3) Voters are often rationally ignorant: most voters are poorly informed, because it is rational to be poorly informed. When I teach intro economics classes, I talk about all sorts of policies--the 25% light truck tariff, sugar tariffs, agricultural price supports, CAFE standards (as opposed to gas taxes)--that are pretty clearly bad ideas. For the most part, students have never even heard of these policies. In fact, people who support a candidate are often unaware of that candidate's policies. Here's a sad video in which supporters of Barack Obama are told about a bunch of policies that are supposedly Mitt Romney's, when in fact they are Barack Obama's. They are initially opposed to the policies, but watch their reactions when told they are actually Barack Obama's policies. This is not something unique to supporters of Barack Obama. Most people do this: They choose a side, and then cast about for justifications to support it.

4) Even worse, voters are biased, or rationally irrational: Bryan Caplan has made a persuasive argument that voters aren't just ignorant. If that were the case, then on average they would get things right. That is, if trade barriers are bad, then half of voters would believe they're really, really bad, and half of them would believe that trade barriers are good, but the median voter would believe the truth: trade barriers are bad. The median voter determines policy, so we should get the efficient outcome: no trade barriers. But in the real world, people are not just ignorant: they are biased. People dislike and distrust foreigners (Caplan calls this "anti-foreign bias"), so they dislike trade and immigration. There are three other interesting biases (read the paper or the book!), but the point is that these biases make policy worse than can be explained by simple ignorance. Voters vote for a policy thinking it will have a particular outcome, when in fact, it will not. Why do they hold these incorrect beliefs? Because it is fun and low-cost. Becoming informed is costly, both in time spent learning and in social costs (the costs of angering all your friends when you point out that a minimum wage probably puts a small number of people out of work). So why become better informed? It's not worth it.

5) If you don't care much, don't vote! Many people remain undecided between Barack Obama and Mitt Romney. Some people can't make it to the polls, and feel guilty. These people feel it is their duty to vote. They should stop worrying about it and remove unnecessary stress from their lives. If you have something more important to do--work, taking your kids to the doctor, cleaning your house--it will almost certainly add more value to society than giving up on those things to go vote. This is particularly true if you are poorly informed or don't care much about the outcome. In this case, your vote would just be adding noise, rather than signal. Spend your time doing something valuable, rather than voting for voting's sake. Of course, the difficulty is that people who are poorly informed (or biased!) don't know it, and vote anyway.
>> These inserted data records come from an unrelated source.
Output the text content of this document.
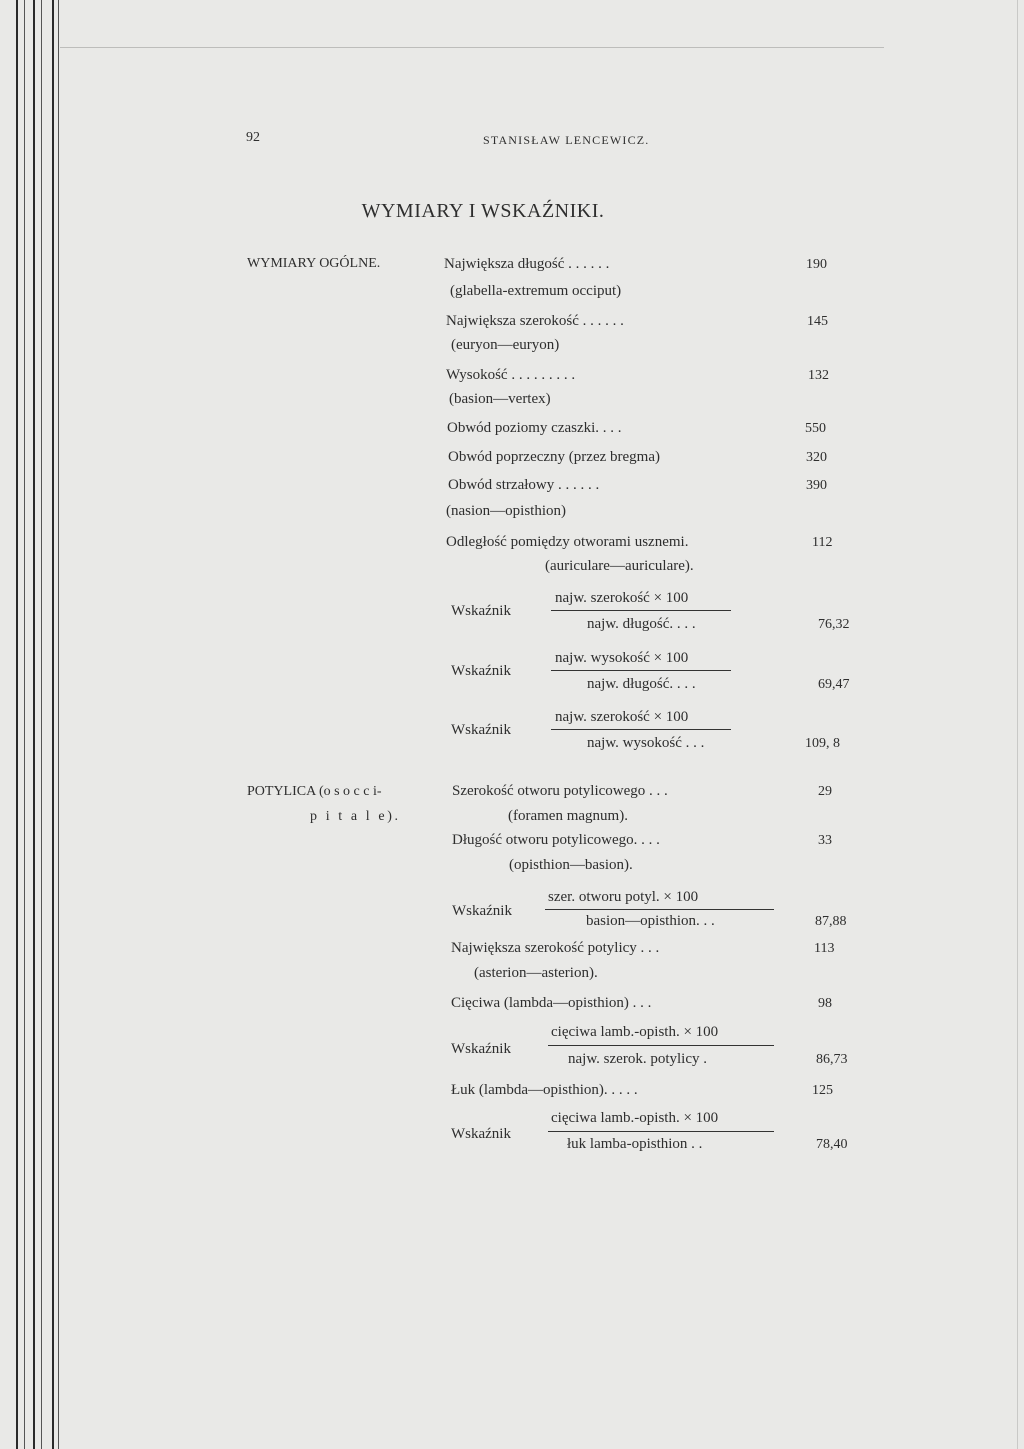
92	STANISŁAW LENCEWICZ.
WYMIARY I WSKAŹNIKI.
WYMIARY OGÓLNE.	Największa długość . . . . . .	190
(glabella-extremum occiput)
Największa szerokość . . . . . .	145
(euryon—euryon)
Wysokość . . . . . . . . .	132
(basion—vertex)
Obwód poziomy czaszki. . . .	550
Obwód poprzeczny (przez bregma)	320
Obwód strzałowy . . . . . .	390
(nasion—opisthion)
Odległość pomiędzy otworami usznemi.	112
(auriculare—auriculare).
Wskaźnik
najw. szerokość × 100
najw. długość. . . .	76,32
Wskaźnik
najw. wysokość × 100
najw. długość. . . .	69,47
Wskaźnik
najw. szerokość × 100
najw. wysokość . . .	109, 8
POTYLICA (o s o c c i-
p i t a l e).
Szerokość otworu potylicowego . . .	29
(foramen magnum).
Długość otworu potylicowego. . . .	33
(opisthion—basion).
Wskaźnik
szer. otworu potyl. × 100
basion—opisthion. . .	87,88
Największa szerokość potylicy . . .	113
(asterion—asterion).
Cięciwa (lambda—opisthion) . . .	98
Wskaźnik
cięciwa lamb.-opisth. × 100
najw. szerok. potylicy .	86,73
Łuk (lambda—opisthion). . . . .	125
Wskaźnik
cięciwa lamb.-opisth. × 100
łuk lamba-opisthion . .	78,40
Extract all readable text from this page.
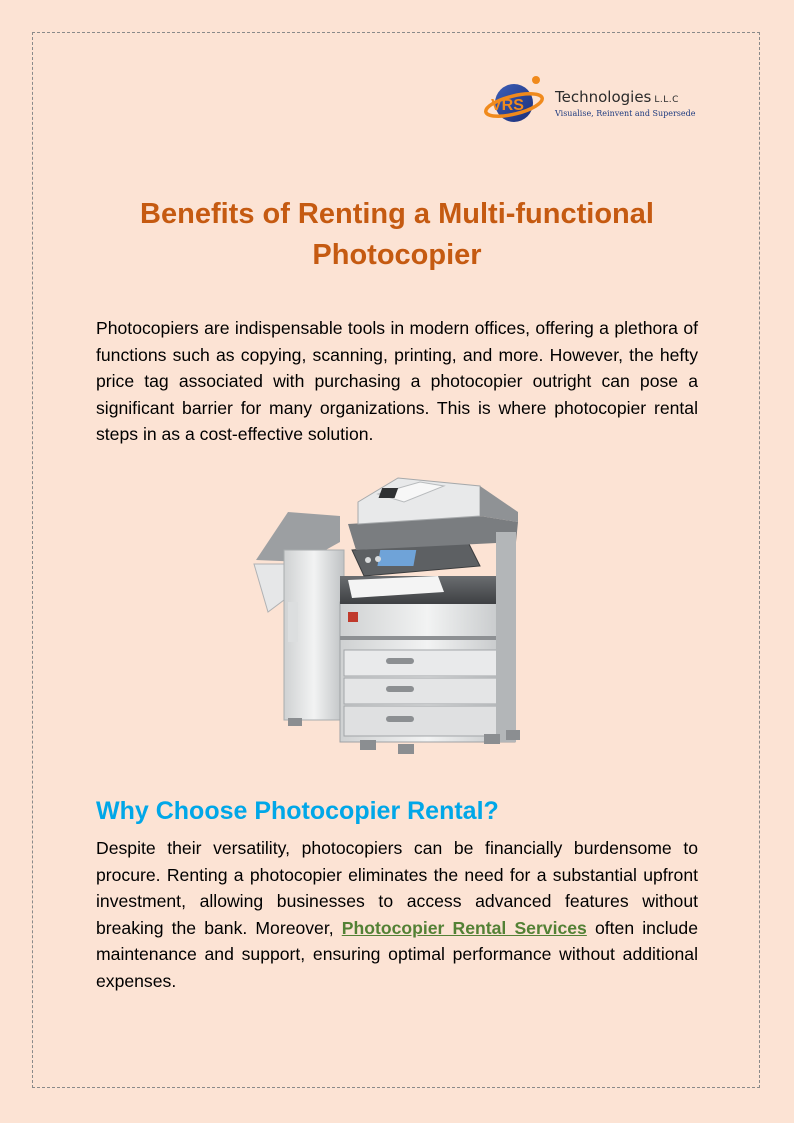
VRS Technologies L.L.C
Visualise, Reinvent and Supersede
Benefits of Renting a Multi-functional Photocopier

Photocopiers are indispensable tools in modern offices, offering a plethora of functions such as copying, scanning, printing, and more. However, the hefty price tag associated with purchasing a photocopier outright can pose a significant barrier for many organizations. This is where photocopier rental steps in as a cost-effective solution.

Why Choose Photocopier Rental?

Despite their versatility, photocopiers can be financially burdensome to procure. Renting a photocopier eliminates the need for a substantial upfront investment, allowing businesses to access advanced features without breaking the bank. Moreover, Photocopier Rental Services often include maintenance and support, ensuring optimal performance without additional expenses.
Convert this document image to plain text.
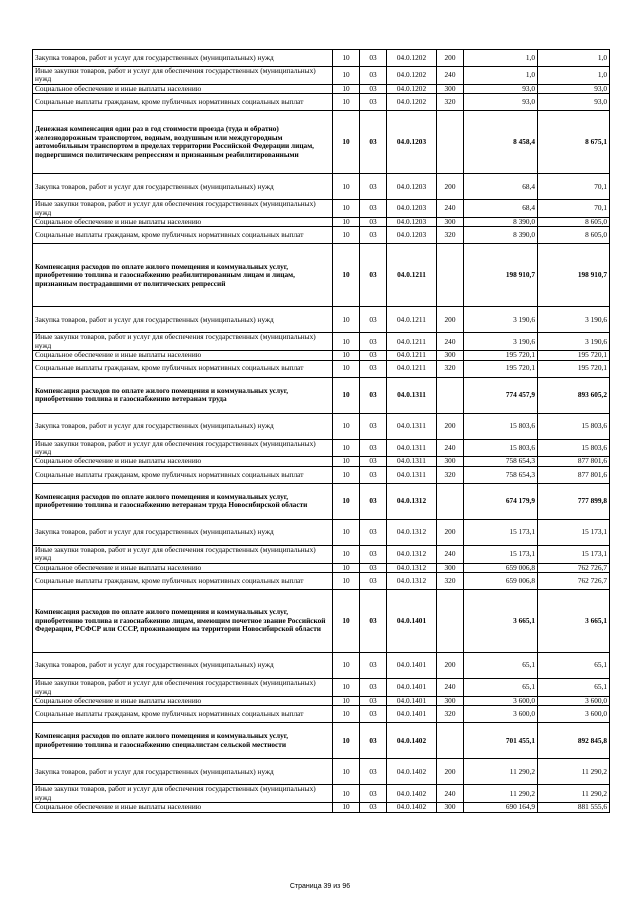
Закупка товаров, работ и услуг для государственных (муниципальных) нужд	10	03	04.0.1202	200	1,0	1,0
Иные закупки товаров, работ и услуг для обеспечения государственных (муниципальных) нужд	10	03	04.0.1202	240	1,0	1,0
Социальное обеспечение и иные выплаты населению	10	03	04.0.1202	300	93,0	93,0
Социальные выплаты гражданам, кроме публичных нормативных социальных выплат	10	03	04.0.1202	320	93,0	93,0
Денежная компенсация один раз в год стоимости проезда (туда и обратно) железнодорожным транспортом, водным, воздушным или междугородным автомобильным транспортом в пределах территории Российской Федерации лицам, подвергшимся политическим репрессиям и признанным реабилитированными	10	03	04.0.1203		8 458,4	8 675,1
Закупка товаров, работ и услуг для государственных (муниципальных) нужд	10	03	04.0.1203	200	68,4	70,1
Иные закупки товаров, работ и услуг для обеспечения государственных (муниципальных) нужд	10	03	04.0.1203	240	68,4	70,1
Социальное обеспечение и иные выплаты населению	10	03	04.0.1203	300	8 390,0	8 605,0
Социальные выплаты гражданам, кроме публичных нормативных социальных выплат	10	03	04.0.1203	320	8 390,0	8 605,0
Компенсация расходов по оплате жилого помещения и коммунальных услуг, приобретению топлива и газоснабжению реабилитированным лицам и лицам, признанным пострадавшими от политических репрессий	10	03	04.0.1211		198 910,7	198 910,7
Закупка товаров, работ и услуг для государственных (муниципальных) нужд	10	03	04.0.1211	200	3 190,6	3 190,6
Иные закупки товаров, работ и услуг для обеспечения государственных (муниципальных) нужд	10	03	04.0.1211	240	3 190,6	3 190,6
Социальное обеспечение и иные выплаты населению	10	03	04.0.1211	300	195 720,1	195 720,1
Социальные выплаты гражданам, кроме публичных нормативных социальных выплат	10	03	04.0.1211	320	195 720,1	195 720,1
Компенсация расходов по оплате жилого помещения и коммунальных услуг, приобретению топлива и газоснабжению ветеранам труда	10	03	04.0.1311		774 457,9	893 605,2
Закупка товаров, работ и услуг для государственных (муниципальных) нужд	10	03	04.0.1311	200	15 803,6	15 803,6
Иные закупки товаров, работ и услуг для обеспечения государственных (муниципальных) нужд	10	03	04.0.1311	240	15 803,6	15 803,6
Социальное обеспечение и иные выплаты населению	10	03	04.0.1311	300	758 654,3	877 801,6
Социальные выплаты гражданам, кроме публичных нормативных социальных выплат	10	03	04.0.1311	320	758 654,3	877 801,6
Компенсация расходов по оплате жилого помещения и коммунальных услуг, приобретению топлива и газоснабжению ветеранам труда Новосибирской области	10	03	04.0.1312		674 179,9	777 899,8
Закупка товаров, работ и услуг для государственных (муниципальных) нужд	10	03	04.0.1312	200	15 173,1	15 173,1
Иные закупки товаров, работ и услуг для обеспечения государственных (муниципальных) нужд	10	03	04.0.1312	240	15 173,1	15 173,1
Социальное обеспечение и иные выплаты населению	10	03	04.0.1312	300	659 006,8	762 726,7
Социальные выплаты гражданам, кроме публичных нормативных социальных выплат	10	03	04.0.1312	320	659 006,8	762 726,7
Компенсация расходов по оплате жилого помещения и коммунальных услуг, приобретению топлива и газоснабжению лицам, имеющим почетное звание Российской Федерации, РСФСР или СССР, проживающим на территории Новосибирской области	10	03	04.0.1401		3 665,1	3 665,1
Закупка товаров, работ и услуг для государственных (муниципальных) нужд	10	03	04.0.1401	200	65,1	65,1
Иные закупки товаров, работ и услуг для обеспечения государственных (муниципальных) нужд	10	03	04.0.1401	240	65,1	65,1
Социальное обеспечение и иные выплаты населению	10	03	04.0.1401	300	3 600,0	3 600,0
Социальные выплаты гражданам, кроме публичных нормативных социальных выплат	10	03	04.0.1401	320	3 600,0	3 600,0
Компенсация расходов по оплате жилого помещения и коммунальных услуг, приобретению топлива и газоснабжению специалистам сельской местности	10	03	04.0.1402		701 455,1	892 845,8
Закупка товаров, работ и услуг для государственных (муниципальных) нужд	10	03	04.0.1402	200	11 290,2	11 290,2
Иные закупки товаров, работ и услуг для обеспечения государственных (муниципальных) нужд	10	03	04.0.1402	240	11 290,2	11 290,2
Социальное обеспечение и иные выплаты населению	10	03	04.0.1402	300	690 164,9	881 555,6
Страница 39 из 96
I do not advise you to point out to a friend that they are poorly informed or biased, and therefore shouldn't vote. It won't go well.

6) If you really do want to vote, the fact that your vote doesn't matter can be viewed as a good thing, because it frees you to vote for whoever you really like, without worrying about any strategic consequences. Vote for the candidate you really like, without worrying about whether you are helping or hurting some other candidate's chances of winning. In fact, if you vote for a third party, you might actually be increasing net happiness--not because third party candidates are necessarily better, but because your vote means more to them than it does to a major party candidate. Barack Obama and Mitt Romney are not so interested in your one vote, but you can bet Jill Stein and Gary Johnson would be delighted to have it.